Thursday, August 21, 2014

You Can't Own God

The Eucharist is the Body and Blood, Soul and Divinity of our Lord Jesus Christ.

This is basic stuff in Catholicism.

As such, a consecrated Host - the Eucharist - is not an article of property. You can't own the Body and Blood, Soul and Divinity of our Lord Jesus Christ. The very idea is absurd and contrary to every teaching on the Real Presence. No human can assert ownership over Jesus as if He were mere chattel.

An unconsecrated host, being merely a kind of bread, can and is property. But once it is consecrated it is no longer possible to be a species of property. And to claim that the Host still is property and that can be owned - that anyone can own the Body of Christ, the Divinity of Christ - is among the highest kinds of hubris that one can imagine.

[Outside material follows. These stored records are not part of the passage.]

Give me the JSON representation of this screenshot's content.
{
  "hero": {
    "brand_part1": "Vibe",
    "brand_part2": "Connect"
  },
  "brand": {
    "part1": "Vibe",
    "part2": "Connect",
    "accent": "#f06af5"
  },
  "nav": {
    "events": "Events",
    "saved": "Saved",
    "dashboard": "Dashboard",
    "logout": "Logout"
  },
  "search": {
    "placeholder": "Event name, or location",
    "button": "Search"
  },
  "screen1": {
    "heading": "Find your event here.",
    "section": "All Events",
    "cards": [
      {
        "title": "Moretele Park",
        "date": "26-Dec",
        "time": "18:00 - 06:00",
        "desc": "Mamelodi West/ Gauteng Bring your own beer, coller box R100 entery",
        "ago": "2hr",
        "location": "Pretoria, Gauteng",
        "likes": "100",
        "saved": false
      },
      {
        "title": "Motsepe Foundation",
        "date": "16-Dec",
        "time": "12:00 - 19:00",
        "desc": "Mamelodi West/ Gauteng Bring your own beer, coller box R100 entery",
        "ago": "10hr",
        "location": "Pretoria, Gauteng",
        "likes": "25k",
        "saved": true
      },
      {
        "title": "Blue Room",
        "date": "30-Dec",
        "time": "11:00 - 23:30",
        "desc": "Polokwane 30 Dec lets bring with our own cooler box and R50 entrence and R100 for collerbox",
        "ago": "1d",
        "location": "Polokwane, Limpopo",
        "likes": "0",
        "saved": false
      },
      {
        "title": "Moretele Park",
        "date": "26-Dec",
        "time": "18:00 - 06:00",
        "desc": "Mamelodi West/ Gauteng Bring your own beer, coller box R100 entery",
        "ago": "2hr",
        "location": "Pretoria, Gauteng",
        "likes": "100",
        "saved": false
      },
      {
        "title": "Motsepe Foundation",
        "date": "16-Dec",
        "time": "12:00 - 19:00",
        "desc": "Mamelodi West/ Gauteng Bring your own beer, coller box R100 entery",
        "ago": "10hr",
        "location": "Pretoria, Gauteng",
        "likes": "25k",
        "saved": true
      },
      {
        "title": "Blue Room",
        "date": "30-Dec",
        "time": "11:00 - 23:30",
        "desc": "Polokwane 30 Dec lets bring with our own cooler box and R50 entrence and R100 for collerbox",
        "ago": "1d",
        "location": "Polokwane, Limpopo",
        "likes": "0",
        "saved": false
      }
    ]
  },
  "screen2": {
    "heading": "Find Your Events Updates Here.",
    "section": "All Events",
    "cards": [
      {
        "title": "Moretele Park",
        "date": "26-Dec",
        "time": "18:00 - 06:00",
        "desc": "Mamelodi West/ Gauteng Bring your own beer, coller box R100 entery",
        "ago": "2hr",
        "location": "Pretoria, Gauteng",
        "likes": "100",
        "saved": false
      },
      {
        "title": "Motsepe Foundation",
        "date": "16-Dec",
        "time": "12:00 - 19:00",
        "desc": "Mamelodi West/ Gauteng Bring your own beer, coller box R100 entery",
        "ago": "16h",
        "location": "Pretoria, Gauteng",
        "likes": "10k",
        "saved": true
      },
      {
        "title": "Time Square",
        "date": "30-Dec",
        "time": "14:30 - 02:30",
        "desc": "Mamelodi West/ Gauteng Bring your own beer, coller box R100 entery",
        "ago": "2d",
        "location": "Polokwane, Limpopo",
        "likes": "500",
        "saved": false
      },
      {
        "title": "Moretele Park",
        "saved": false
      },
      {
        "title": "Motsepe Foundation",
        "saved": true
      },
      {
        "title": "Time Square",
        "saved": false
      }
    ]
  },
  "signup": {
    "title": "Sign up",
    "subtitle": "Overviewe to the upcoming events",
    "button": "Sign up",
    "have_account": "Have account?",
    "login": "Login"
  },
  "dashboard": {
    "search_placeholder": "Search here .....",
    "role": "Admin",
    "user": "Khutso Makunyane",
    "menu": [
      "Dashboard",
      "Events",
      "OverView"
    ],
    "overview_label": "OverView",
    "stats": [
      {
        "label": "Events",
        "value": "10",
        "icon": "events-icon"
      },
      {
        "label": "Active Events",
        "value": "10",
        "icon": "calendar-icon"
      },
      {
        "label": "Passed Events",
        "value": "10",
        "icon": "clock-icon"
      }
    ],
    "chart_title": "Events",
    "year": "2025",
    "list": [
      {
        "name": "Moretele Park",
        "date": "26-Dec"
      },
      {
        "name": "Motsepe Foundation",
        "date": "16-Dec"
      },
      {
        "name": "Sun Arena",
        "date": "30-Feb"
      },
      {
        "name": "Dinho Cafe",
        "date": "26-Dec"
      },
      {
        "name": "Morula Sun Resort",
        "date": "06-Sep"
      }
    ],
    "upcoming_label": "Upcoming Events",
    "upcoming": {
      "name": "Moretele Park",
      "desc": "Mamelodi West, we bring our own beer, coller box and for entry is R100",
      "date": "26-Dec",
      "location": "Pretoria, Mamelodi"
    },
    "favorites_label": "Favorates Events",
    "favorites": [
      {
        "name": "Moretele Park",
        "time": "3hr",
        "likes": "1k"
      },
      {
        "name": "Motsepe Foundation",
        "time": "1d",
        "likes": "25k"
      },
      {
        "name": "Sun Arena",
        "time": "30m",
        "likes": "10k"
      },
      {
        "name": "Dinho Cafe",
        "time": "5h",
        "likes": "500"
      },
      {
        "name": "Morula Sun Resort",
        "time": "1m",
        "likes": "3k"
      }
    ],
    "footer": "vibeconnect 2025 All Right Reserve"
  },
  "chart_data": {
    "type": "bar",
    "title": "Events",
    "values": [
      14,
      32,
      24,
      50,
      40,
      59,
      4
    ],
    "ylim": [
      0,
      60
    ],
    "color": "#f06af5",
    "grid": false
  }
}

Clearly, anyone who would claim that the Eucharist is property capable of being owned is either a heretic of the grossest kind or he is someone who really hasn't quite thought through the ramifications of his too-cute-by-half argument.

5 comments:

wishful thinking said...

By using extraordinary means to retrieve that Host, perhaps positive attention will be drawn to the abomination which is the black mass, thereby educating people.

Anonymous said...

Sometimes drastic measures are necessary to get people's attention. In this case, maybe people will understand that the black mass is an abomination and maybe it will help get rid of Communion in the hand.

Bender said...

Actually, rather than engendering respect, by calling the Eucharist "property" which we can "own," one ends up fostering disrespect. Rather than showing that the black mass is an abomination, calling the Blessed Sacrament a mere thing ends up justifying it.

You can't desecrate a piece of property.

If the Eucharist is something that we can have dominion over, then Christ is not King and He is not God. To paraphrase Flannery O'Connor, if the Eucharist is just a thing, just a piece of property, to hell with it.

Yes, it is a drastic measure, it is grasping at straws to call the Eucharist property which we can own as part of a legal tactic. But in winning the battle, we end up losing the war. By gaining the world, we lose our soul. That profits us nothing.

And it all could have been avoided if instead of a specious theory of "ownership," a much more theologically sound assertion of "custody" or "guardianship" had been put forward.

Anonymous said...

Then what is the answer? Two of those things making national news in a couple of months is not good.

Bender said...

What's the answer??

The same answer as everything else -- love in truth.

Truth. Not gimmicks.

Love. Not legal force.

We appeal to consciences. We seek to convert. We do not impose, we simply propose.